Toward a Kinder, Healthier World
From rare monogenic mutations, interplay of genes & environment, theoretic models, obesity research moves us from outdated mythical narratives about obesity (which remain commonplace) to a more accurate & compassionate model. Here we can actually make true headway in reducing suffering.
These insights show why reshaping our environment is critical for preventing obesity. Behavioral interventions can help, but lasting change requires creating spaces that promote healthier choices—limiting exposure to cues that exploit genetic vulnerabilities.

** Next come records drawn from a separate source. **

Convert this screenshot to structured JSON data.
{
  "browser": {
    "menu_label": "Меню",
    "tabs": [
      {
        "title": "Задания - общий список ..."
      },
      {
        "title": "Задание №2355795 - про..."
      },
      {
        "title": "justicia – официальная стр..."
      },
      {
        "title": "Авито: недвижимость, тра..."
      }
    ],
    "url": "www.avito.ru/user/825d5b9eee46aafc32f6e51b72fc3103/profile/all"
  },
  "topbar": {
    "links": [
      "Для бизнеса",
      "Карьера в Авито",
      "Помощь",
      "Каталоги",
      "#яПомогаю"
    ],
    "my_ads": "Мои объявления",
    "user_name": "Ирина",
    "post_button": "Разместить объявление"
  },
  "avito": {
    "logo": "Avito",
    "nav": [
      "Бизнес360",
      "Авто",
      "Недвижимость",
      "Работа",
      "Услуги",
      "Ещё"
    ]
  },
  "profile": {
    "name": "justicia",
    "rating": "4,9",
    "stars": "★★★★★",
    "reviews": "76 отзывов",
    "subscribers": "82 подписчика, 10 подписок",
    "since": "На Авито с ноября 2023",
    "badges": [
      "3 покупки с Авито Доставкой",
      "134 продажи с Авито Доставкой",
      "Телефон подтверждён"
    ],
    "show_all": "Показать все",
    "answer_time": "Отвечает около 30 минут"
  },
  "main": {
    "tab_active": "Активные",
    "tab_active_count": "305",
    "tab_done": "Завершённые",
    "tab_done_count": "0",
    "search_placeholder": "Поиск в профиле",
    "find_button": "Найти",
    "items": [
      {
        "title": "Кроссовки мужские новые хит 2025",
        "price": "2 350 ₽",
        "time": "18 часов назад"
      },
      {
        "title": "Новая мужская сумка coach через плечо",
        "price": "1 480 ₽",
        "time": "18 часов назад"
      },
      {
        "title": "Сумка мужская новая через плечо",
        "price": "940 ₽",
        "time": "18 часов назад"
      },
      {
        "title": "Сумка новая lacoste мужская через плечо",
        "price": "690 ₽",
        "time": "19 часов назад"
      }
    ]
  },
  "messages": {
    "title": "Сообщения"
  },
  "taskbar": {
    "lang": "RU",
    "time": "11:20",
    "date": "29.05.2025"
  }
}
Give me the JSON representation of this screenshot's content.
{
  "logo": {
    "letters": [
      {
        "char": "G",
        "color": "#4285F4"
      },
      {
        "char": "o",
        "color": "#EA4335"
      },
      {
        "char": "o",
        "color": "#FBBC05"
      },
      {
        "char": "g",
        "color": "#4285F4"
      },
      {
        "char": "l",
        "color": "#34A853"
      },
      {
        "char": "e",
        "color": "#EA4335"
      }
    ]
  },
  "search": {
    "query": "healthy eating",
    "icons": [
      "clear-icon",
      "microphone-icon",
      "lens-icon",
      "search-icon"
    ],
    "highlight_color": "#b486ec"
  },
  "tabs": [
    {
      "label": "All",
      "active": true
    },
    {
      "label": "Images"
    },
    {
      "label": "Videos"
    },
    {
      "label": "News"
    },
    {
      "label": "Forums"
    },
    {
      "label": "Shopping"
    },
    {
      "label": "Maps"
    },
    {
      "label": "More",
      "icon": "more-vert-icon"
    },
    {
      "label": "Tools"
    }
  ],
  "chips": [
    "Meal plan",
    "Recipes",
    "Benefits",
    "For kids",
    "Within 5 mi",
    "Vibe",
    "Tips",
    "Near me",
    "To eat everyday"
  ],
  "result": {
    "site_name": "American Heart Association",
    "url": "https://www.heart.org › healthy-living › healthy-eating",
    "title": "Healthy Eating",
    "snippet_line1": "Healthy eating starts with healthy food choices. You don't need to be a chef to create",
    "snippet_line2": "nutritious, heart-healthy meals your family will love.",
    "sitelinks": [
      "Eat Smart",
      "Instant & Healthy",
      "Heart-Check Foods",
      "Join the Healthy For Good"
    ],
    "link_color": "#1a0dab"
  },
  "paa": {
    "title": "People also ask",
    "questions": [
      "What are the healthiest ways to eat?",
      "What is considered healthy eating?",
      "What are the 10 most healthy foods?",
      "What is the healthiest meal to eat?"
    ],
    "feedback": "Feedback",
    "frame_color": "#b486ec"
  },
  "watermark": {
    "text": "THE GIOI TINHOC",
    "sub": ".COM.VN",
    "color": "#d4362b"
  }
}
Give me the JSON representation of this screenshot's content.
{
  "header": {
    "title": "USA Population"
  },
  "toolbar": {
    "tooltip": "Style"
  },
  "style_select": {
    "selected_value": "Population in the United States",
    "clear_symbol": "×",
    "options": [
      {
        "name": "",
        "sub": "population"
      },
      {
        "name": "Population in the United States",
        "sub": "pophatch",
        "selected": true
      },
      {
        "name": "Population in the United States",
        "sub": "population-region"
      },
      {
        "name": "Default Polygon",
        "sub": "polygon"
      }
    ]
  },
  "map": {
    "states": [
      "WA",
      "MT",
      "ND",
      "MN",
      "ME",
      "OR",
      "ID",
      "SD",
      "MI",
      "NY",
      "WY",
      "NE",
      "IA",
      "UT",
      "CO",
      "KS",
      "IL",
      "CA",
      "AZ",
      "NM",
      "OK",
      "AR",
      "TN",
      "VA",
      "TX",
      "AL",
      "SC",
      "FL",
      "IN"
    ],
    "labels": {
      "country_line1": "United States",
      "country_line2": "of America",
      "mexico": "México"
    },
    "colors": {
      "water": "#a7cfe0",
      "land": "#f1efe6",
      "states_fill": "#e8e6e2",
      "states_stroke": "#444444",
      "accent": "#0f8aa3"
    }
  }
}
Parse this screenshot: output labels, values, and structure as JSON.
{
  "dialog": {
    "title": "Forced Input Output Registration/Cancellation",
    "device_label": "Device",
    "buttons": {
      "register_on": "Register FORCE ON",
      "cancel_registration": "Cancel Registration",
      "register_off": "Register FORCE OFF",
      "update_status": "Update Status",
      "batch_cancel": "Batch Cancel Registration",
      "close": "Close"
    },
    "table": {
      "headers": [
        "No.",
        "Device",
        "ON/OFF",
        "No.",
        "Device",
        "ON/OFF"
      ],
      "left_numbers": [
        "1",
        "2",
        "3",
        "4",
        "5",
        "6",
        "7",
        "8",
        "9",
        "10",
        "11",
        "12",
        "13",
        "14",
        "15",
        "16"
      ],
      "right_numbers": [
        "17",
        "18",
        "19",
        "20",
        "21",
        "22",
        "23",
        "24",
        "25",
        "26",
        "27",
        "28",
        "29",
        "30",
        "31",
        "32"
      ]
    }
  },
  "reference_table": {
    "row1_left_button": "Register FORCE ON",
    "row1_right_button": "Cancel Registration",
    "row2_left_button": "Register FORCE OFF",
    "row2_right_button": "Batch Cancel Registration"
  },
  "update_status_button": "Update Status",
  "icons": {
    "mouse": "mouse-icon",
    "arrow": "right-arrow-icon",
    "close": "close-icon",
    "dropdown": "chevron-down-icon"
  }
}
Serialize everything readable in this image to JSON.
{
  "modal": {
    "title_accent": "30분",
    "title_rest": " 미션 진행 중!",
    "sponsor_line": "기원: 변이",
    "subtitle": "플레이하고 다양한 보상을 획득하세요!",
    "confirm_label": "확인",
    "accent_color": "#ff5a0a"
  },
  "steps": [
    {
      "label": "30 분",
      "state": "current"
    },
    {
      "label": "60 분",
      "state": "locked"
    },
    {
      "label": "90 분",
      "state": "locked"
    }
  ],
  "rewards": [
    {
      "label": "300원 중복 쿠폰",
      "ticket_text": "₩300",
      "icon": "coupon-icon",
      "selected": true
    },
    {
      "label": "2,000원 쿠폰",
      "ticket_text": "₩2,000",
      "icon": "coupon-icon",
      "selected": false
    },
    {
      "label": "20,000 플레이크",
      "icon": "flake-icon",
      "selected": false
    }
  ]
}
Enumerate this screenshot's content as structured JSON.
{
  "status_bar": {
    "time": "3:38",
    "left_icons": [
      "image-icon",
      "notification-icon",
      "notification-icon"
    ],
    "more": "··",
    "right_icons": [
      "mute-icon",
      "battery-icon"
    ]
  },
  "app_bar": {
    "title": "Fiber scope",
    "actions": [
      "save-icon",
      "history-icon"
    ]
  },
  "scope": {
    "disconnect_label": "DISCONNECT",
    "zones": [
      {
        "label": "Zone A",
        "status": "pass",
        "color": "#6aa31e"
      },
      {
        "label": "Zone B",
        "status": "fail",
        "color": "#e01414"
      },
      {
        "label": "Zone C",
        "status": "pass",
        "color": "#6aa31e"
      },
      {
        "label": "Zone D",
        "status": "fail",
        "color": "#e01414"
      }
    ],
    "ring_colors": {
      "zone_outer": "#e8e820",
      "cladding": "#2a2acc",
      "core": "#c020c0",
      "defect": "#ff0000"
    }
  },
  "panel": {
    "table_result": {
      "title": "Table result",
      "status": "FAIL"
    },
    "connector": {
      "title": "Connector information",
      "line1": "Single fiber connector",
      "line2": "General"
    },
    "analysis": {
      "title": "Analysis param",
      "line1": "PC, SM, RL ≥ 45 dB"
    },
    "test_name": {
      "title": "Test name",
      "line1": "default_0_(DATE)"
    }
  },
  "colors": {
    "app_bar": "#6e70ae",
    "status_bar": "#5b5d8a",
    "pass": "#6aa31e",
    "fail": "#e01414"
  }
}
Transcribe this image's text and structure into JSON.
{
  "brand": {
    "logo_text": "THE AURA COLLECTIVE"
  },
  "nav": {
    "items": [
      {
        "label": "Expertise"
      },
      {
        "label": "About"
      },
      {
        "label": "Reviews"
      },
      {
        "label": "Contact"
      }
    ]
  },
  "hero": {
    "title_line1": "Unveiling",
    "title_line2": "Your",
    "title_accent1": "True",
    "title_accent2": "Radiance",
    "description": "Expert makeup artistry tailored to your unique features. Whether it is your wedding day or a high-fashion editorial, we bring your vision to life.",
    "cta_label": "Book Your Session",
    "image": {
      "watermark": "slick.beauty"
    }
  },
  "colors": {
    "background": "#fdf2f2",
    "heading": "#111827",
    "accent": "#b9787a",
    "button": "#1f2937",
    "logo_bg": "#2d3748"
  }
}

Powerful hormones (leptin) & non-conscious brain centers (MCR4) provide a powerful lower limit that constrains conscious efforts to lose weight which explains why effective treatments are needed to target these circuits beyond focusing solely on healthy behaviours alone.
Understanding the heritability of obesity also challenge obesity bias & stigma. Obesity isn’t a moral failing or a simple “choice.” It’s a chronic disease, rooted in genetic susceptibility and environmental pressures. Compassionate, evidence-based care must replace blame and bias.